Never let a profit turn into a loss. (Good or bad advice)?

Discussion in 'Trading' started by gifropan, Jan 25, 2010.

  1. I'd say you are making two mistakes. One, you are sitting there passively, letting a ~15% profit go to b/e. The b/e stop is a great idea, but it is a failsafe, not the routine way to exit a trade. Two, any profit target is inherently arbitrary. Who are you to say the market will reach that point? Once you are in a trade, you have to be alert for signs that it is no longer working. That's when you exit, not when you get to b/e or your target.
     
    #11     Jan 25, 2010
  2. It's neither good nor bad advice, it's silly and meaningless advice.

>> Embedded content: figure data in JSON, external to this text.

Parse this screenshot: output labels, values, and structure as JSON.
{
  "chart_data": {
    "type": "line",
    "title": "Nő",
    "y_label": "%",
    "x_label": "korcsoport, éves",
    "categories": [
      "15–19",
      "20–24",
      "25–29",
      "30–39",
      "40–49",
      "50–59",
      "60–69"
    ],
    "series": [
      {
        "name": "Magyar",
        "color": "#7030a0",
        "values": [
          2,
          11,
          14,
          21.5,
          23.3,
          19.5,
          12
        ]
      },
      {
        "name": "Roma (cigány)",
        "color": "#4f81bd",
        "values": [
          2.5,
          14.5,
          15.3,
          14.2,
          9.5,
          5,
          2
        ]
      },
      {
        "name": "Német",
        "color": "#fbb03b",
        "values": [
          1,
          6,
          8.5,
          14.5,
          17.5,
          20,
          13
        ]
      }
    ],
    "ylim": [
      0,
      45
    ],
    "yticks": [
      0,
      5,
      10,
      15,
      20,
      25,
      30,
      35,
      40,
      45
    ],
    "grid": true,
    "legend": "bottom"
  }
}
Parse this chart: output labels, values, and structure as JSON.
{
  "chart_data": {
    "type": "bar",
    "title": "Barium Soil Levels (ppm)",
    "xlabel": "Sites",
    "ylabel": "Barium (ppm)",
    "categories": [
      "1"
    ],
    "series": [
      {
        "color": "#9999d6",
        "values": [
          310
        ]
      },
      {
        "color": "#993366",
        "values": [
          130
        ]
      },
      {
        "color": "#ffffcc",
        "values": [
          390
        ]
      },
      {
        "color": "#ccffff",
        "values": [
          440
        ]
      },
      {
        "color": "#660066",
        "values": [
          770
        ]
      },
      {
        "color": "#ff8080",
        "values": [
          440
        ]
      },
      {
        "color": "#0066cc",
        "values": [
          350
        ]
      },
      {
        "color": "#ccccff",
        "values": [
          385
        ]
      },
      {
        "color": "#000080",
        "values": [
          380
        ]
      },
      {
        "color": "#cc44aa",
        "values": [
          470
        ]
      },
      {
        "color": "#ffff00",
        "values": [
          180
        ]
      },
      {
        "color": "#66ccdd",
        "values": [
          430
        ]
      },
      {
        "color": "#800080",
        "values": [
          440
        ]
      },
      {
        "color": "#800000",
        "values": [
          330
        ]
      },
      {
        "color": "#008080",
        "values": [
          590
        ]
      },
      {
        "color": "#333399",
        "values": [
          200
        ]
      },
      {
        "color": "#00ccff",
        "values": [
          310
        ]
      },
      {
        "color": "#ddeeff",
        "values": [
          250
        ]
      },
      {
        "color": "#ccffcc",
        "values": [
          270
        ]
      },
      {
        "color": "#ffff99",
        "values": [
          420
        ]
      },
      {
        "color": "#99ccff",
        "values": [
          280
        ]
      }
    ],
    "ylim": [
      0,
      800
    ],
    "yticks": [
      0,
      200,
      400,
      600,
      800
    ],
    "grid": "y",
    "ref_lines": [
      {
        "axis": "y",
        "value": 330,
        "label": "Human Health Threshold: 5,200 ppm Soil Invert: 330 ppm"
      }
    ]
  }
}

    Exits should be defined in the context of your strategy. Almost all losers will show gain at some point and most winners will show a loss at some point. I don't see why you'd want to trade the noise around the zero line.
     
    #12     Jan 25, 2010
  3. Now why aren't you as insightful in your political commentary? :D
     
    #13     Jan 25, 2010
  4. First of all, rules dont' work 100% of the time. Therefore, when you say the following...

    You need to sit down and statistically determine how often such does happen to determine if it merits a change in your trade management after entry. If it doesn't merit a change...leave it alone and learn to live with it when that situation happens again.

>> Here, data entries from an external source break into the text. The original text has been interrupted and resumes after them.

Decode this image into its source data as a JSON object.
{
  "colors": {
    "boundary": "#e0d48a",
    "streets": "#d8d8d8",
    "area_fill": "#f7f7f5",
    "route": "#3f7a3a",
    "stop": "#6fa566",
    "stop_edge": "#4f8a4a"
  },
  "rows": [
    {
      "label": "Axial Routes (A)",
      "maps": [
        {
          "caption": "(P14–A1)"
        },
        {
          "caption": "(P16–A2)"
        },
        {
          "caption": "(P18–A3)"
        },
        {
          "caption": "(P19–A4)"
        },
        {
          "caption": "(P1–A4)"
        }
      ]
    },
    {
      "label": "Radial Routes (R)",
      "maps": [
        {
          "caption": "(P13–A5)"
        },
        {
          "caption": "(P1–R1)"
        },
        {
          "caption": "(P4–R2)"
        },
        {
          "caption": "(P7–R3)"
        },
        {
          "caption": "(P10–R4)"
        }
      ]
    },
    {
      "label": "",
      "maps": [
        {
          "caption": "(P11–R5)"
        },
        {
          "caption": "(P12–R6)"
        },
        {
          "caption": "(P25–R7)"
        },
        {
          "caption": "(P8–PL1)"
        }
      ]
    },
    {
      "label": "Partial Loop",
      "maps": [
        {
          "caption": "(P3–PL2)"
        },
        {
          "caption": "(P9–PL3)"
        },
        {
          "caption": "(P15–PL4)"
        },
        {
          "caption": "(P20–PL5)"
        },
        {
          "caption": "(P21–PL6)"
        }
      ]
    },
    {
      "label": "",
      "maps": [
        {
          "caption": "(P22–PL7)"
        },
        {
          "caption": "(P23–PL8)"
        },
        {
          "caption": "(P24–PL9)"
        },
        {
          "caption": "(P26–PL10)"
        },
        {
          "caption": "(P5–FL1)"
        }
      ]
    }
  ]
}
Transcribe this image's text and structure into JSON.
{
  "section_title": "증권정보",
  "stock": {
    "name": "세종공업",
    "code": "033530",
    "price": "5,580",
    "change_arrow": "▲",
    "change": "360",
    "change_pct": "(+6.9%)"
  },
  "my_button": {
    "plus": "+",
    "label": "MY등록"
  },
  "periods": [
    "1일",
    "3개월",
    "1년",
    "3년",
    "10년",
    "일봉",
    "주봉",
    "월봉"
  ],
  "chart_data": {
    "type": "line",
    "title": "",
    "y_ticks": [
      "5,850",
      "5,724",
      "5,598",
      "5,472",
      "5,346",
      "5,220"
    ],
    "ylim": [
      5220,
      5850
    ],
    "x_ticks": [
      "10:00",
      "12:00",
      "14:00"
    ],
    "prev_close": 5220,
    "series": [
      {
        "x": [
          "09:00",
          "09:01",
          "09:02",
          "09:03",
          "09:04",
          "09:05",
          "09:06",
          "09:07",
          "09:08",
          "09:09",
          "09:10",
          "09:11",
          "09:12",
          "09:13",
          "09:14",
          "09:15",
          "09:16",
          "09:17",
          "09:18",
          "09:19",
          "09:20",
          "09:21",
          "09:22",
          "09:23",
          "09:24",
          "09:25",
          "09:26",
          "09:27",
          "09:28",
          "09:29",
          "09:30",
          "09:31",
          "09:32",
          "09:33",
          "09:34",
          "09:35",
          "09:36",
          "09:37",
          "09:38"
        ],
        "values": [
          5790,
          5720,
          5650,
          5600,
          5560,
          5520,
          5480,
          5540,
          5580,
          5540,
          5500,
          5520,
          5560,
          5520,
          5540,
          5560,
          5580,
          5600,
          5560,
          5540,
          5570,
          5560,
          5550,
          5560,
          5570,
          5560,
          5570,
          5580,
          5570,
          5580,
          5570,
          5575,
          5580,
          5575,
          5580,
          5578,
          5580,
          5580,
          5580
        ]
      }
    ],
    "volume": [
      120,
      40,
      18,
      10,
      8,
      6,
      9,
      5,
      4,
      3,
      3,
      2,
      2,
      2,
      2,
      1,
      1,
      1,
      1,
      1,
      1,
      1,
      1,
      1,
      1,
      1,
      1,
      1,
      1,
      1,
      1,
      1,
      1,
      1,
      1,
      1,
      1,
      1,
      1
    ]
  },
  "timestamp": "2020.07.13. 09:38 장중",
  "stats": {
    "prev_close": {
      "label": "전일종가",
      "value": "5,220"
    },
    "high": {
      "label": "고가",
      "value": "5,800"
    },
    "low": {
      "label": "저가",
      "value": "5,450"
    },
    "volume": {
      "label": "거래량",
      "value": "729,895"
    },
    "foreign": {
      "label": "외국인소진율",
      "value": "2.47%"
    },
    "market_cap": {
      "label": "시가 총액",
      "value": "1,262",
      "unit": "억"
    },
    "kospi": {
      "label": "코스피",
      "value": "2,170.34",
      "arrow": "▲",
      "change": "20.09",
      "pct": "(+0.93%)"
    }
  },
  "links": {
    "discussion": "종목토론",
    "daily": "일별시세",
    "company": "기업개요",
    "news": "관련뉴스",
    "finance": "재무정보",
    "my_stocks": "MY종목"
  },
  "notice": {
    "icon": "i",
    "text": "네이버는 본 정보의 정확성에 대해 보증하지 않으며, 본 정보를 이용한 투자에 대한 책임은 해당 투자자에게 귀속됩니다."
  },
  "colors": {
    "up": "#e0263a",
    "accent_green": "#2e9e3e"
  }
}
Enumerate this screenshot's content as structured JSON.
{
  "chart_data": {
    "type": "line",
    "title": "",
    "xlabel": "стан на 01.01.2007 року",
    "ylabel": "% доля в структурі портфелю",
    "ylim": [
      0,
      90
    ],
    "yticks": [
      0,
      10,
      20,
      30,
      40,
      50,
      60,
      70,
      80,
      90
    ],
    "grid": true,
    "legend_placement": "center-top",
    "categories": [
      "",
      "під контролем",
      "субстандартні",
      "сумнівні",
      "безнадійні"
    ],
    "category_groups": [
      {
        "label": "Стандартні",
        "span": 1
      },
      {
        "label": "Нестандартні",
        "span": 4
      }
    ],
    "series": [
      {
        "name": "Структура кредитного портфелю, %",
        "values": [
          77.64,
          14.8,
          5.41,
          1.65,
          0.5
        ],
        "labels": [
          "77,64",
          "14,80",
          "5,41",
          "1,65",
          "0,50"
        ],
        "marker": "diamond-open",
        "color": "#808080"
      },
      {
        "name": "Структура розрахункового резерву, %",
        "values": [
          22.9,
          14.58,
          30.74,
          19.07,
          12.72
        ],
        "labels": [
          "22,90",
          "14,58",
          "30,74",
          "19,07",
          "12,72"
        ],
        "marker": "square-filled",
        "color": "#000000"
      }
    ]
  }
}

    With that said, you can then do any of the following:

    * 1 - Design a re-entry signal near the price your trailing stop if/when the trailing stop is hit.

    * 2 - Learn to recognize and then take action (don't freeze like a deer in the road while staring at approaching headlights) when the price action is reversing prior to reaching your profit target so that you can exit early (prior) to the trailing stop is hit and then do *1.

    * 3 - Set your trailing stops with scale outs.

    Mark
     
    #14     Jan 25, 2010
  5. Scaling out makes your broker richer. Let's say you trade 500 times/year on 100 positions. You scale in and out 5x per position. Over 100 positions, what does all of that scaling accomplish? Over your total portfolio, the scaling will simply cancel itself out.
     
    #15     Jan 25, 2010
  6. As for the criticism of pyramiding -- that's why it works, because it's counterintuitive. If it were intuitive, everybody would be doing it, and it wouldn't work.
     
    #16     Jan 25, 2010
  7. So you've entered at 37, it moves to 42, you go to about BE and it stops you out. What prevents you from re-entering when it hits 37 with your same stop? You liked it before at 37, so unless your analysis has changed, why not jump back in? You're basically back at square one and out 2 commissions, which is peanuts if your desired move materializes. If it happens a couple times, then perhaps you might want to wait for the next setup, but taking one or two extra shots might well be worth it.
     
    #17     Jan 25, 2010
  8. "Counterintuitive?" Is that all you got? Walking in front of a bus is also counterintuitive. Unless the R:R at time of pyramid entry tests to be adequate and acceptable for a specific trading method, you're just spinning whole cloth with platitude.
     
    #18     Jan 25, 2010
  9. What does a bushel of arbitrary assumptions go for these days? :D
     
    #19     Jan 25, 2010
  10. Pyramiding is simply the inverse of doubling down. Doubling down doesn't work for the same reason pyramiding does, because trends tend to continue.